What does it take to integrate an LLM within your infrastructure? A look at some components that might make up an LLMOps infrastructure beyond the usual training/inference pipelines.
First, the requirements that might make LLMOps interesting assume that LLMs may:
- Take action beyond generating text. Call APIs, execute code, or modify resources.
- Generate and execute dynamic workflows
- Run middleware on requests (augment with additional data)
- Schedule specific requests near data or models
- Inference multiple models with different modalities (text, code, image, audio)
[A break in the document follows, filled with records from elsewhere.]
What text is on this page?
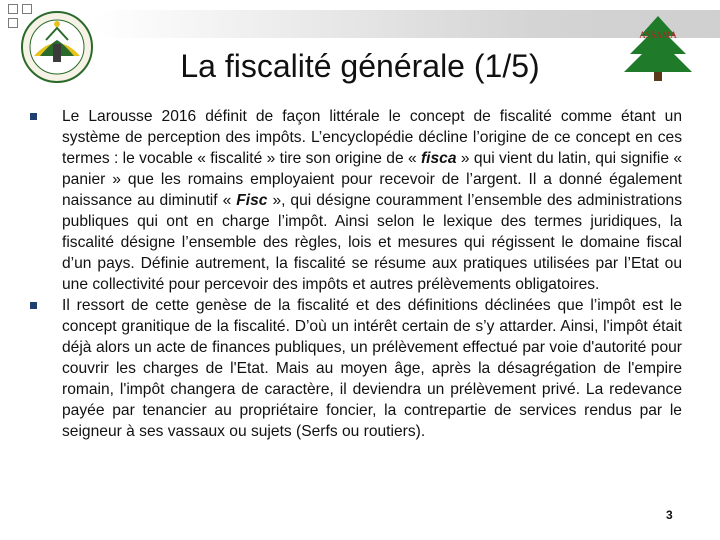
La fiscalité générale (1/5)
ASSAMA
Le Larousse 2016 définit de façon littérale le concept de fiscalité comme étant un système de perception des impôts. L’encyclopédie décline l’origine de ce concept en ces termes : le vocable « fiscalité » tire son origine de « fisca » qui vient du latin, qui signifie « panier » que les romains employaient pour recevoir de l’argent. Il a donné également naissance au diminutif « Fisc », qui désigne couramment l’ensemble des administrations publiques qui ont en charge l’impôt. Ainsi selon le lexique des termes juridiques, la fiscalité désigne l’ensemble des règles, lois et mesures qui régissent le domaine fiscal d’un pays. Définie autrement, la fiscalité se résume aux pratiques utilisées par l’Etat ou une collectivité pour percevoir des impôts et autres prélèvements obligatoires.
Il ressort de cette genèse de la fiscalité et des définitions déclinées que l’impôt est le concept granitique de la fiscalité. D’où un intérêt certain de s’y attarder. Ainsi, l'impôt était déjà alors un acte de finances publiques, un prélèvement effectué par voie d'autorité pour couvrir les charges de l'Etat. Mais au moyen âge, après la désagrégation de l'empire romain, l'impôt changera de caractère, il deviendra un prélèvement privé. La redevance payée par tenancier au propriétaire foncier, la contrepartie de services rendus par le seigneur à ses vassaux ou sujets (Serfs ou routiers).
3
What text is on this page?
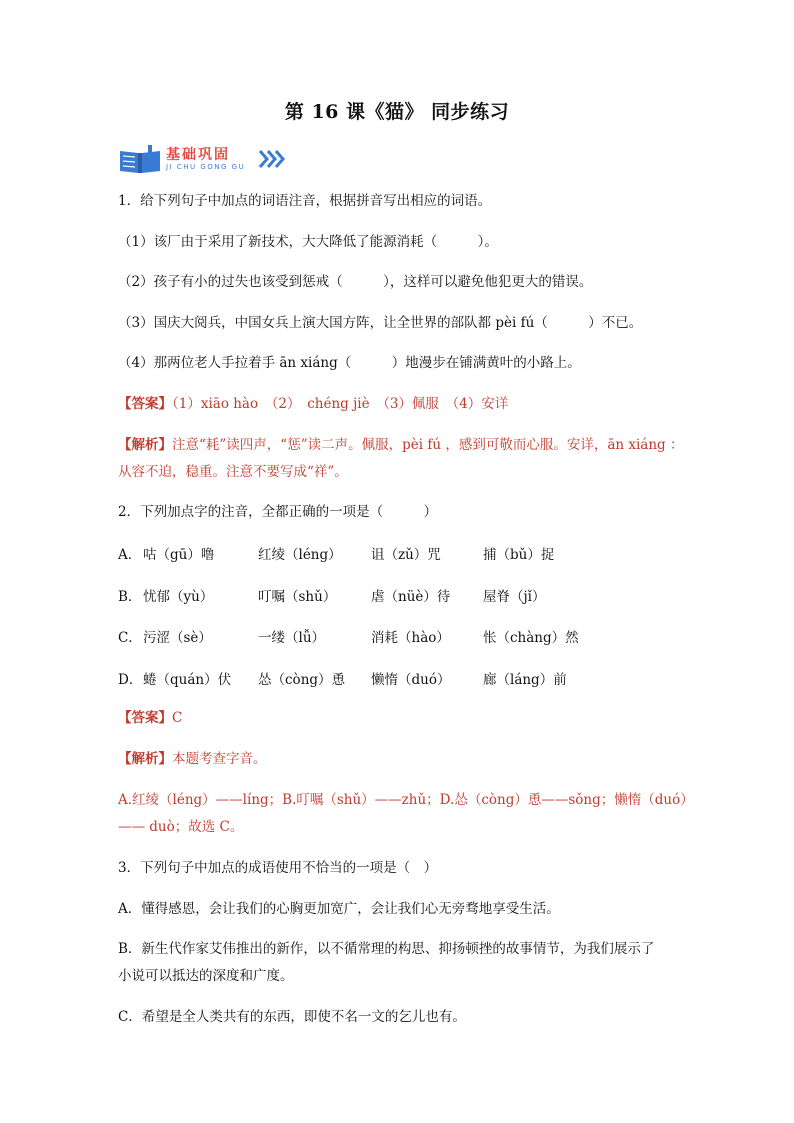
第 16 课《猫》 同步练习
基础巩固
JI CHU GONG GU
1．给下列句子中加点的词语注音，根据拼音写出相应的词语。
（1）该厂由于采用了新技术，大大降低了能源消耗（　　　）。
（2）孩子有小的过失也该受到惩戒（　　　），这样可以避免他犯更大的错误。
（3）国庆大阅兵，中国女兵上演大国方阵，让全世界的部队都 pèi fú（　　　）不已。
（4）那两位老人手拉着手 ān xiáng（　　　）地漫步在铺满黄叶的小路上。
【答案】（1）xiāo hào　（2）　chéng jiè　（3）佩服　（4）安详
【解析】注意“耗”读四声，“惩”读二声。佩服，pèi fú ，感到可敬而心服。安详，ān xiáng ：
从容不迫，稳重。注意不要写成“祥”。
2．下列加点字的注音，全都正确的一项是（　　　）
A． 咕（gū）噜	红绫（léng） 诅（zǔ）咒	捕（bǔ）捉
B． 忧郁（yù）	叮嘱（shǔ）	虐（nüè）待 屋脊（jǐ）
C． 污涩（sè）	一缕（lǚ）	消耗（hào） 怅（chàng）然
D． 蜷（quán）伏 怂（còng）恿 懒惰（duó） 廊（láng）前
【答案】C
【解析】本题考查字音。
A.红绫（léng）——líng；B.叮嘱（shǔ）——zhǔ；D.怂（còng）恿——sǒng；懒惰（duó）
—— duò；故选 C。
3．下列句子中加点的成语使用不恰当的一项是（　）
A．懂得感恩，会让我们的心胸更加宽广，会让我们心无旁骛地享受生活。
B．新生代作家艾伟推出的新作，以不循常理的构思、抑扬顿挫的故事情节，为我们展示了
小说可以抵达的深度和广度。
C．希望是全人类共有的东西，即使不名一文的乞儿也有。
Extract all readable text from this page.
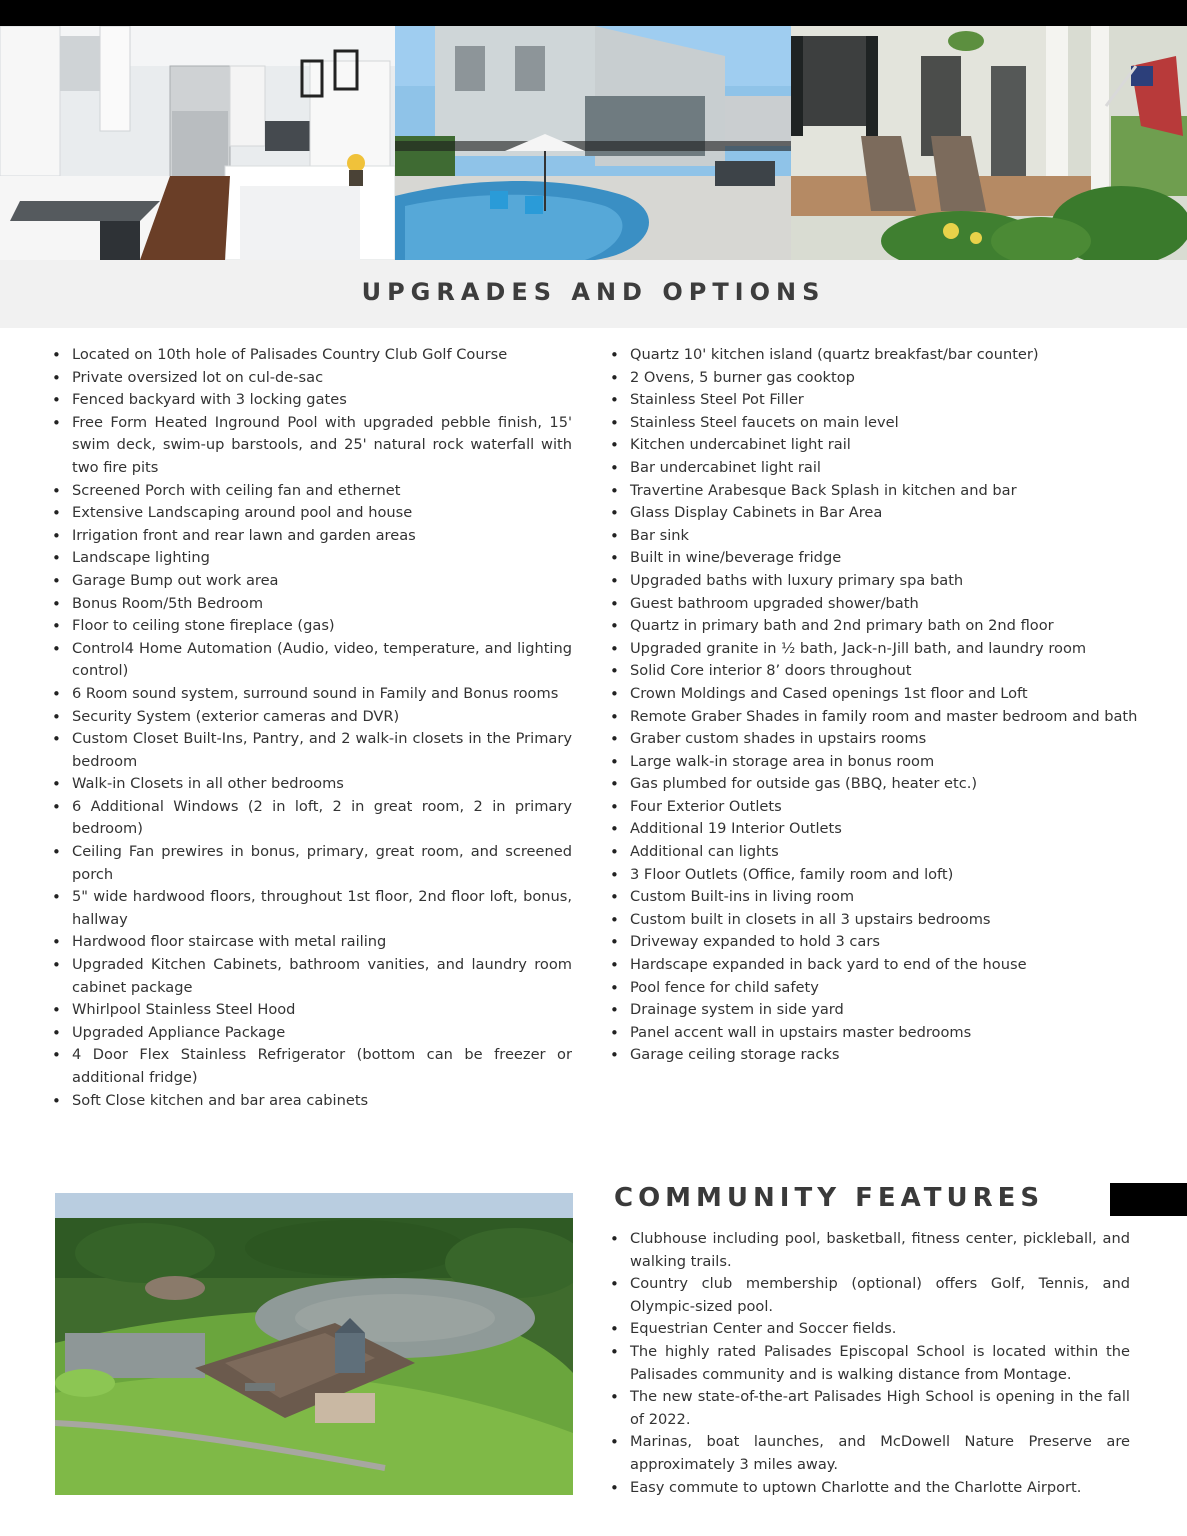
UPGRADES AND OPTIONS
• Located on 10th hole of Palisades Country Club Golf Course
• Private oversized lot on cul-de-sac
• Fenced backyard with 3 locking gates
• Free Form Heated Inground Pool with upgraded pebble finish, 15' swim deck, swim-up barstools, and 25' natural rock waterfall with two fire pits
• Screened Porch with ceiling fan and ethernet
• Extensive Landscaping around pool and house
• Irrigation front and rear lawn and garden areas
• Landscape lighting
• Garage Bump out work area
• Bonus Room/5th Bedroom
• Floor to ceiling stone fireplace (gas)
• Control4 Home Automation (Audio, video, temperature, and lighting control)
• 6 Room sound system, surround sound in Family and Bonus rooms
• Security System (exterior cameras and DVR)
• Custom Closet Built-Ins, Pantry, and 2 walk-in closets in the Primary bedroom
• Walk-in Closets in all other bedrooms
• 6 Additional Windows (2 in loft, 2 in great room, 2 in primary bedroom)
• Ceiling Fan prewires in bonus, primary, great room, and screened porch
• 5" wide hardwood floors, throughout 1st floor, 2nd floor loft, bonus, hallway
• Hardwood floor staircase with metal railing
• Upgraded Kitchen Cabinets, bathroom vanities, and laundry room cabinet package
• Whirlpool Stainless Steel Hood
• Upgraded Appliance Package
• 4 Door Flex Stainless Refrigerator (bottom can be freezer or additional fridge)
• Soft Close kitchen and bar area cabinets
• Quartz 10' kitchen island (quartz breakfast/bar counter)
• 2 Ovens, 5 burner gas cooktop
• Stainless Steel Pot Filler
• Stainless Steel faucets on main level
• Kitchen undercabinet light rail
• Bar undercabinet light rail
• Travertine Arabesque Back Splash in kitchen and bar
• Glass Display Cabinets in Bar Area
• Bar sink
• Built in wine/beverage fridge
• Upgraded baths with luxury primary spa bath
• Guest bathroom upgraded shower/bath
• Quartz in primary bath and 2nd primary bath on 2nd floor
• Upgraded granite in ½ bath, Jack-n-Jill bath, and laundry room
• Solid Core interior 8’ doors throughout
• Crown Moldings and Cased openings 1st floor and Loft
• Remote Graber Shades in family room and master bedroom and bath
• Graber custom shades in upstairs rooms
• Large walk-in storage area in bonus room
• Gas plumbed for outside gas (BBQ, heater etc.)
• Four Exterior Outlets
• Additional 19 Interior Outlets
• Additional can lights
• 3 Floor Outlets (Office, family room and loft)
• Custom Built-ins in living room
• Custom built in closets in all 3 upstairs bedrooms
• Driveway expanded to hold 3 cars
• Hardscape expanded in back yard to end of the house
• Pool fence for child safety
• Drainage system in side yard
• Panel accent wall in upstairs master bedrooms
• Garage ceiling storage racks
COMMUNITY FEATURES
• Clubhouse including pool, basketball, fitness center, pickleball, and walking trails.
• Country club membership (optional) offers Golf, Tennis, and Olympic-sized pool.
• Equestrian Center and Soccer fields.
• The highly rated Palisades Episcopal School is located within the Palisades community and is walking distance from Montage.
• The new state-of-the-art Palisades High School is opening in the fall of 2022.
• Marinas, boat launches, and McDowell Nature Preserve are approximately 3 miles away.
• Easy commute to uptown Charlotte and the Charlotte Airport.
Policy Engine — Agents calling other services must have the appropriate authorization. What secrets or environment variables should be (can be) mounted? What network overlays can the requests operate on? Existing policy engines might work here, but the front-end configuration tooling must improve.
Data plane (i.e., “the node”) — The execution environment for the workload. Since it is executing dynamic workloads, it must be sandboxed. Good options here are (1) containers or (2) WebAssembly, or (3) microVMs like Firecracker. The data plane probably should be able to run them all (different use cases). Containers are great because they also provide a packaging format (images) for running different services (runtimes, CLI tools, etc.). It should be easy to integrate with your existing infrastructure.
Controller — Dynamic workflows must be orchestrated and routed to the right data planes. This could mean (1) generating or executing dynamic workflows or (2) dispatching to smaller models, or (3) reconciliation of some declarative state.
Control plane (i.e., “the API server”) — The management layer that provides the entry point for configuration and requests. The crucial part of the control plane is that it is separate from the data plane. That means you can scale each one independently, and the data plane can be sufficiently locked down.
Persistence — The persistence layer for LLMs today is vector databases. However, this could mean anything from key-value stores to search engines to relational databases. Some APIs will be developed here — how data is persisted, retrieved, and added to the model inference step.
Scheduler — Workloads that need specific scheduling — e.g., colocating compute with data for inference, coscheduling, or batch scheduling for training. Many distributed systems frameworks require extra work to implement these algorithms.